Program ini didasari oleh kebutuhan desa akan infrastruktur pertanian yang modern dan efisien. Penyerahan desain teknis ini menjadi pondasi utama sebelum Pembangunan fisik dieksekusi di lahan yang berlokasi di Jl. Kesambi, Desa Jajarwayang.

Pelaksanaan program diawali dengan studi preseden ke Greenhouse milik Desa Wiroditan untuk mempelajari struktur yang sudah teruji. Mahasiswa kemudian melakukan pengukuran presisi di lahan rencana pembangunan guna memastikan akurasi desain.

Tidak hanya mengandalkan visual fisik bangunan, perancangan ini melalui tahap riset mendalam mengenai sistem hidroponik yang akan diterapkan. Hal ini dilakukan agar spesifikasi bangunan mampu mendukung pertumbuhan tanaman secara optimal.

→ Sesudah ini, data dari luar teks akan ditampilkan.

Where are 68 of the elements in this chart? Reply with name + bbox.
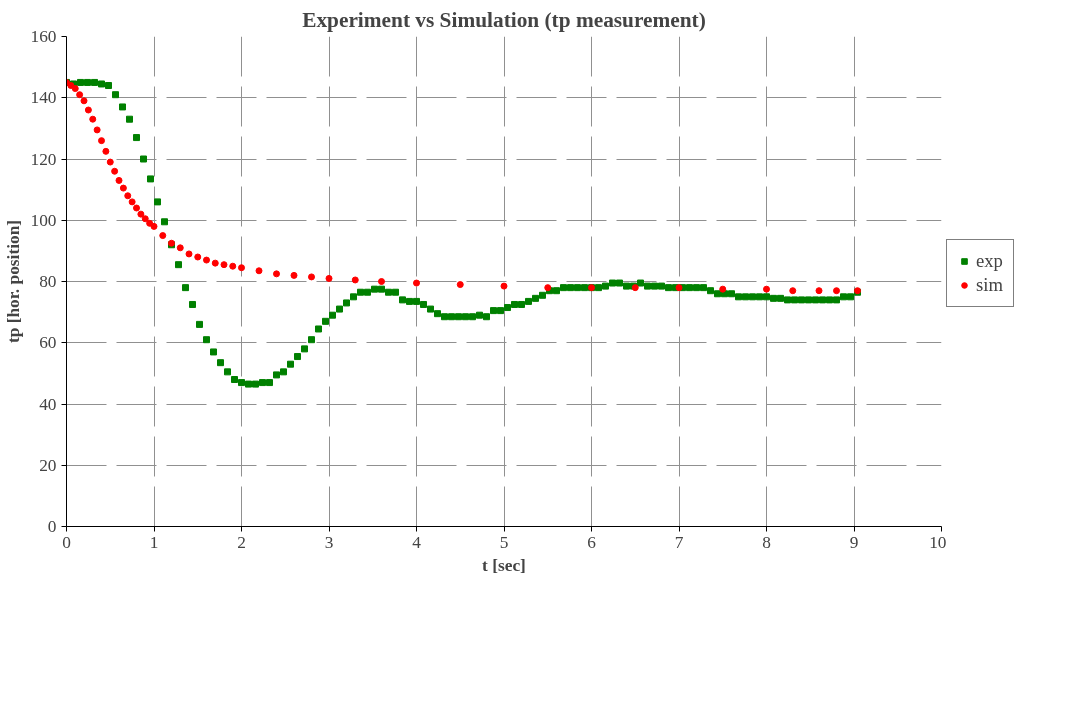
point [185,250,193,258]
x-tick-label: 4 [412,532,422,552]
x-tick-label: 2 [237,532,246,552]
point [98,137,105,145]
point [719,285,727,293]
point [351,276,359,284]
point [102,147,110,155]
point [133,204,140,212]
x-tick-label: 10 [929,532,947,552]
x-tick-label: 9 [849,532,859,552]
point [815,287,823,295]
point [93,126,101,134]
point [255,267,263,275]
x-tick-label: 6 [587,532,597,552]
legend-label: sim [976,273,1003,296]
x-tick-label: 0 [62,532,71,552]
point [456,281,464,289]
point [119,184,127,192]
x-tick-label: 3 [324,532,334,552]
x-tick-label: 5 [499,532,509,552]
point [290,271,298,279]
y-tick-label: 140 [30,88,57,108]
point [789,287,797,295]
point [229,262,237,270]
point [84,106,92,114]
x-axis-title: t [sec] [482,555,526,575]
point [308,273,315,281]
point [128,198,136,206]
point [273,270,280,278]
point [675,284,683,292]
point [203,256,210,264]
point [159,232,167,240]
y-tick-label: 0 [47,517,57,536]
point [124,192,132,200]
point [137,210,145,218]
point [106,158,114,166]
y-tick-label: 160 [30,27,57,46]
point [89,115,97,123]
x-tick-label: 8 [762,532,771,552]
point [176,244,184,252]
y-tick-label: 60 [39,333,57,353]
point [80,97,88,105]
point [325,274,333,282]
point [378,278,385,285]
point [413,279,420,287]
point [71,85,79,93]
point [115,176,123,184]
point [500,282,508,290]
y-axis-title: tp [hor. position] [3,219,23,344]
y-tick-label: 20 [39,455,57,475]
x-tick-label: 1 [149,532,159,552]
point [238,264,245,272]
point [150,222,158,230]
point [111,167,119,175]
x-tick-label: 7 [674,532,684,552]
y-tick-label: 100 [30,210,57,230]
point [833,287,840,295]
y-tick-label: 80 [39,272,57,291]
point [76,91,84,99]
legend-label: exp [976,249,1003,272]
point [211,259,219,267]
y-tick-label: 40 [39,394,57,414]
point [763,285,770,293]
y-tick-label: 120 [30,149,57,169]
point [220,261,228,269]
chart-title: Experiment vs Simulation (tp measurement) [302,7,706,32]
point [194,253,202,261]
point [141,215,149,223]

Proses teknis pengerjaan menggunakan perangkat lunak AutoCAD untuk menghasilkan gambar kerja detail serta SketchUp untuk visualisasi 3D yang memudahkan pihak desa membayangkan hasil akhir bangunan.

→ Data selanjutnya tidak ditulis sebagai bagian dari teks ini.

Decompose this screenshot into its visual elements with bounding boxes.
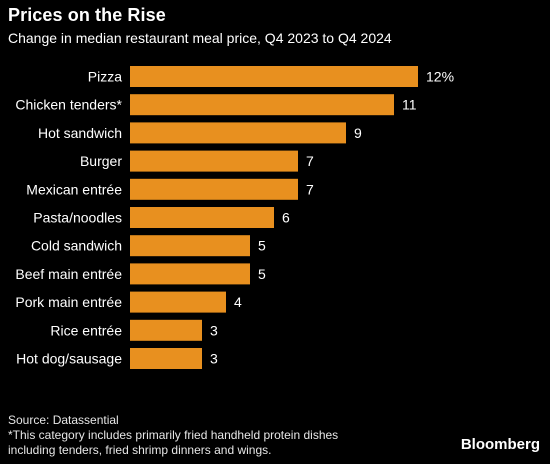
category-label-hot-sandwich: Hot sandwich (38, 125, 122, 141)
bar-pasta-noodles (130, 207, 274, 228)
value-label-pizza: 12% (426, 69, 454, 85)
value-label-beef-main-entr-e: 5 (258, 266, 266, 282)
bar-burger (130, 150, 298, 172)
bar-chart: Pizza 12% Chicken tenders* 11 Hot sandwich 9 B… (15, 66, 454, 369)
category-label-pizza: Pizza (88, 69, 122, 85)
category-label-burger: Burger (80, 153, 122, 169)
bar-pork-main-entr-e (130, 291, 226, 313)
bar-mexican-entr-e (130, 178, 298, 200)
bar-pizza (130, 66, 418, 87)
bloomberg-logo: Bloomberg (460, 436, 540, 453)
value-label-burger: 7 (306, 153, 314, 169)
value-label-pork-main-entr-e: 4 (234, 294, 242, 310)
value-label-hot-dog-sausage: 3 (210, 351, 218, 367)
bar-hot-dog-sausage (130, 348, 202, 369)
category-label-chicken-tenders: Chicken tenders* (15, 97, 122, 113)
category-label-pasta-noodles: Pasta/noodles (33, 210, 122, 226)
footnote-line-1: *This category includes primarily fried … (8, 428, 339, 442)
category-label-pork-main-entr-e: Pork main entrée (15, 294, 122, 310)
value-label-cold-sandwich: 5 (258, 238, 266, 254)
value-label-chicken-tenders: 11 (402, 97, 417, 113)
bar-hot-sandwich (130, 122, 346, 144)
category-label-cold-sandwich: Cold sandwich (31, 238, 122, 254)
value-label-pasta-noodles: 6 (282, 210, 290, 226)
bar-chicken-tenders (130, 94, 394, 116)
category-label-hot-dog-sausage: Hot dog/sausage (16, 351, 122, 367)
category-label-mexican-entr-e: Mexican entrée (26, 181, 122, 197)
value-label-rice-entr-e: 3 (210, 322, 218, 338)
source-note: Source: Datassential (8, 413, 119, 427)
footnote-line-2: including tenders, fried shrimp dinners … (8, 443, 272, 457)
chart-footer: Source: Datassential *This category incl… (8, 413, 338, 458)
category-label-rice-entr-e: Rice entrée (50, 322, 122, 338)
bar-rice-entr-e (130, 319, 202, 341)
chart-title: Prices on the Rise (8, 5, 166, 25)
category-label-beef-main-entr-e: Beef main entrée (15, 266, 122, 282)
value-label-hot-sandwich: 9 (354, 125, 362, 141)
bar-cold-sandwich (130, 235, 250, 257)
bar-beef-main-entr-e (130, 263, 250, 285)
chart-subtitle: Change in median restaurant meal price, … (8, 30, 392, 46)
value-label-mexican-entr-e: 7 (306, 181, 314, 197)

Output Program Kerja Desain Greenhouse Desa Jajarwayang oleh Mahasiswa KKN Tim 59 Universitas Diponegoro.

Dalam perjalanannya, mahasiswa KKN sempat menghadapi tantangan teknis terkait estimasi biaya. Desain awal yang menggunakan dinding hebel setinggi 60 cm dan pondasi batu kali dinilai melampaui anggaran yang tersedia.

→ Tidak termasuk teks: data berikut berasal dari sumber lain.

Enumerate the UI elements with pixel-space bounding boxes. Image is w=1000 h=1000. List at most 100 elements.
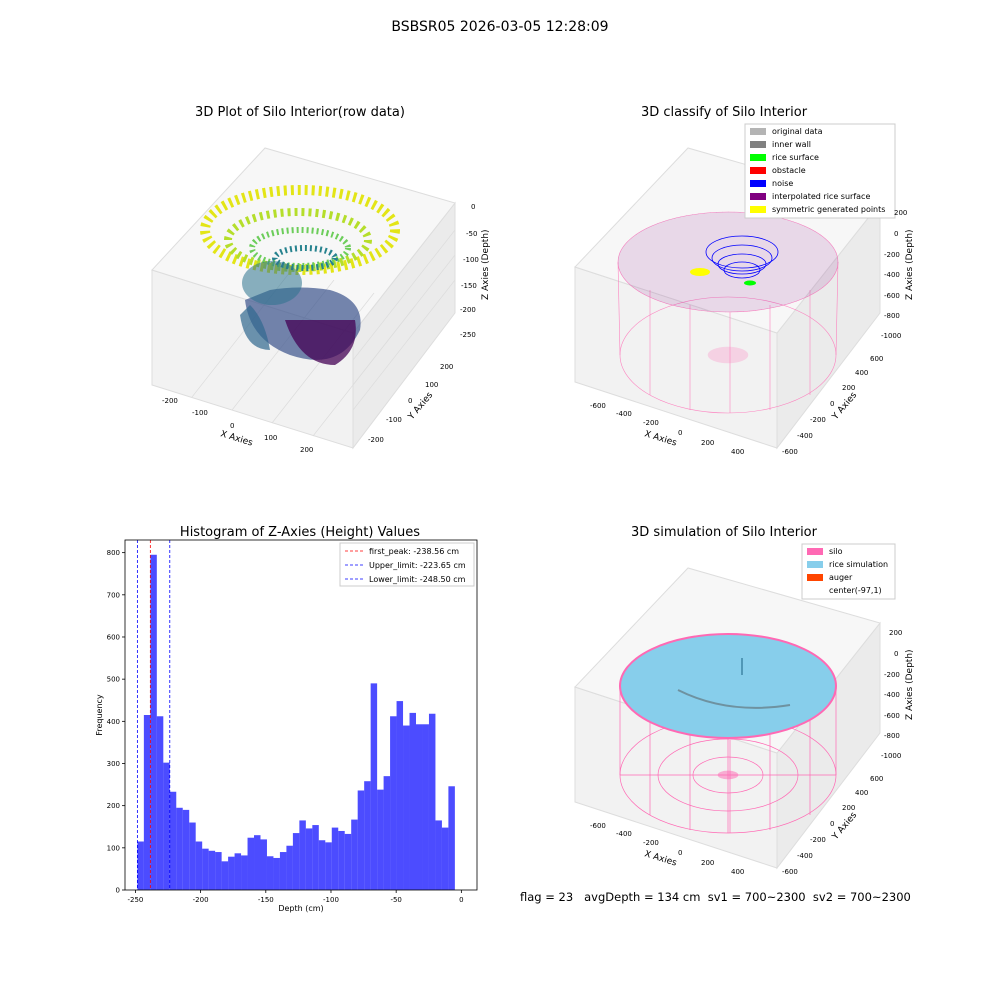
- legend-label-original-data: original data: [772, 127, 823, 136]
- histogram-xtick-label: -150: [258, 896, 274, 904]
- legend-swatch-obstacle: [750, 167, 766, 174]
- histogram-bar: [150, 554, 157, 890]
- histogram-ytick-label: 100: [107, 844, 120, 852]
- histogram-frame: [124, 539, 478, 891]
- panel-raw-xtick: 0: [230, 422, 234, 430]
- panel-sim-ztick: -800: [884, 732, 900, 740]
- histogram-bar: [415, 724, 423, 890]
- panel-sim-xtick: -400: [616, 830, 632, 838]
- panel-raw-ylabel: Y Axies: [406, 390, 435, 422]
- histogram-bar: [137, 841, 144, 890]
- panel-histogram: Histogram of Z-Axies (Height) Values -25…: [95, 525, 478, 913]
- panel-raw-ztick: -100: [463, 256, 479, 264]
- histogram-bar: [338, 830, 345, 890]
- panel-classify-surface: [617, 211, 839, 313]
- panel-classify-xtick: 200: [701, 439, 714, 447]
- histogram-bar: [318, 840, 326, 890]
- panel-raw-ytick: 100: [425, 381, 438, 389]
- histogram-bar: [409, 712, 416, 890]
- histogram-bar: [228, 856, 235, 890]
- panel-classify-xtick: -200: [643, 419, 659, 427]
- panel-raw-ytick: -200: [368, 436, 384, 444]
- histogram-ytick-label: 300: [107, 760, 120, 768]
- panel-sim-ytick: -200: [810, 836, 826, 844]
- panel-classify-ztick: 200: [894, 209, 907, 217]
- histogram-bar: [383, 776, 391, 890]
- figure-suptitle: BSBSR05 2026-03-05 12:28:09: [391, 19, 608, 35]
- panel-sim-ztick: -200: [884, 671, 900, 679]
- panel-classify-ytick: -600: [782, 448, 798, 456]
- histogram-bar: [312, 825, 319, 890]
- panel-raw-axes-box: [151, 147, 456, 450]
- histogram-bar: [448, 786, 455, 890]
- histogram-bar: [273, 857, 280, 890]
- histogram-bar: [247, 837, 255, 890]
- histogram-bar: [234, 853, 242, 890]
- panel-sim-ytick: 200: [842, 804, 855, 812]
- panel-raw-ytick: 0: [408, 397, 412, 405]
- panel-classify-ztick: -1000: [881, 332, 901, 340]
- panel-classify-symmetric-points: [690, 268, 710, 276]
- histogram-bar: [299, 820, 306, 890]
- histogram-xlabel: Depth (cm): [278, 904, 323, 913]
- panel-raw-xtick: -200: [162, 397, 178, 405]
- panel-sim-ytick: 400: [855, 789, 868, 797]
- panel-raw-ytick: -100: [386, 416, 402, 424]
- histogram-bar: [357, 790, 365, 890]
- panel-raw: 3D Plot of Silo Interior(row data) -200: [151, 105, 491, 454]
- legend-swatch-symmetric: [750, 206, 766, 213]
- histogram-ytick-label: 400: [107, 718, 120, 726]
- panel-sim-title: 3D simulation of Silo Interior: [631, 525, 818, 540]
- panel-sim-xtick: 400: [731, 868, 744, 876]
- legend-label-silo: silo: [829, 547, 843, 556]
- histogram-ytick-label: 800: [107, 549, 120, 557]
- legend-label-rice-surface: rice surface: [772, 153, 819, 162]
- histogram-bar: [305, 828, 313, 890]
- legend-label-symmetric: symmetric generated points: [772, 205, 885, 214]
- histogram-bar: [215, 852, 222, 890]
- panel-classify-rice-surface: [744, 280, 756, 286]
- panel-classify-legend: original data inner wall rice surface ob…: [744, 123, 896, 219]
- histogram-bar: [260, 839, 267, 890]
- histogram-bar: [279, 852, 287, 890]
- panel-sim-xtick: 0: [678, 849, 682, 857]
- histogram-bar: [208, 850, 216, 890]
- legend-swatch-inner-wall: [750, 141, 766, 148]
- histogram-bar: [364, 781, 371, 890]
- panel-sim-surface-dent: [677, 689, 791, 709]
- histogram-bar: [163, 762, 170, 890]
- histogram-bar: [435, 820, 442, 890]
- panel-simulation: 3D simulation of Silo Interior silo rice…: [574, 525, 915, 876]
- histogram-plot: -250 -200 -150 -100 -50 0 0 100 200 300 400 500 600 7…: [107, 540, 464, 904]
- panel-classify-ytick: 0: [830, 400, 834, 408]
- histogram-bar: [286, 845, 293, 890]
- legend-label-interpolated: interpolated rice surface: [772, 192, 870, 201]
- histogram-xtick-label: 0: [459, 896, 463, 904]
- panel-raw-point-cloud: [200, 185, 400, 365]
- panel-sim-xtick: -200: [643, 839, 659, 847]
- legend-label-first-peak: first_peak: -238.56 cm: [369, 547, 459, 556]
- panel-sim-ztick: -1000: [881, 752, 901, 760]
- histogram-xtick-label: -250: [127, 896, 143, 904]
- panel-classify-ytick: -400: [797, 432, 813, 440]
- histogram-ytick-label: 200: [107, 802, 120, 810]
- histogram-legend: first_peak: -238.56 cm Upper_limit: -223…: [339, 542, 475, 587]
- panel-classify-xtick: -600: [590, 402, 606, 410]
- panel-classify-ztick: -600: [884, 292, 900, 300]
- panel-sim-ytick: 0: [830, 820, 834, 828]
- legend-label-upper-limit: Upper_limit: -223.65 cm: [369, 561, 466, 570]
- panel-classify-noise: [705, 235, 779, 279]
- histogram-bar: [176, 807, 183, 890]
- panel-sim-silo-wireframe: [619, 690, 837, 834]
- histogram-bar: [169, 791, 177, 890]
- histogram-bar: [195, 841, 203, 890]
- histogram-xtick-label: -100: [323, 896, 339, 904]
- legend-label-center: center(-97,1): [829, 586, 882, 595]
- panel-classify-ytick: 400: [855, 369, 868, 377]
- legend-swatch-rice-surface: [750, 154, 766, 161]
- histogram-bar: [390, 716, 397, 890]
- panel-sim-xlabel: X Axies: [643, 849, 678, 868]
- panel-sim-ztick: 200: [889, 629, 902, 637]
- panel-classify-ytick: 600: [870, 355, 883, 363]
- legend-swatch-original-data: [750, 128, 766, 135]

Menanggapi hal tersebut, mahasiswa KKN melakukan langkah professional dengan melakukan desain ulang. Perubahan spesifikasi material dilakukan secara cermat dengan meniadakan dinding hebel dan mengganti jenis pondasi dengan alternatif yang lebih ekonomis tetapi tetap menjamin kestabilan struktur. Hasilnya, tercipta desain Greenhouse yang sesuai dengan anggaran tanpa mengurangi fungsionalitasnya.

Tahap akhir dari program ini ditandai dengan presentasi hasil desain di hadapan perangkat desa. Mahasiswa menyerahkan print out DED beserta dokumen digitalnya sebagai aset milik desa. Dokumen tersebut mencakup denah, tampak, hingga detail konstruksi yang siap dijadikan acuan pembangunan.

Dengan adanya desain ini, Desa Jajarwayang kini memiliki panduan untuk memulai era pertanian modern yang mampu meningkatkan ketahanan pangan desa sekaligus menjadi percontohan bagi wilayah sekitar.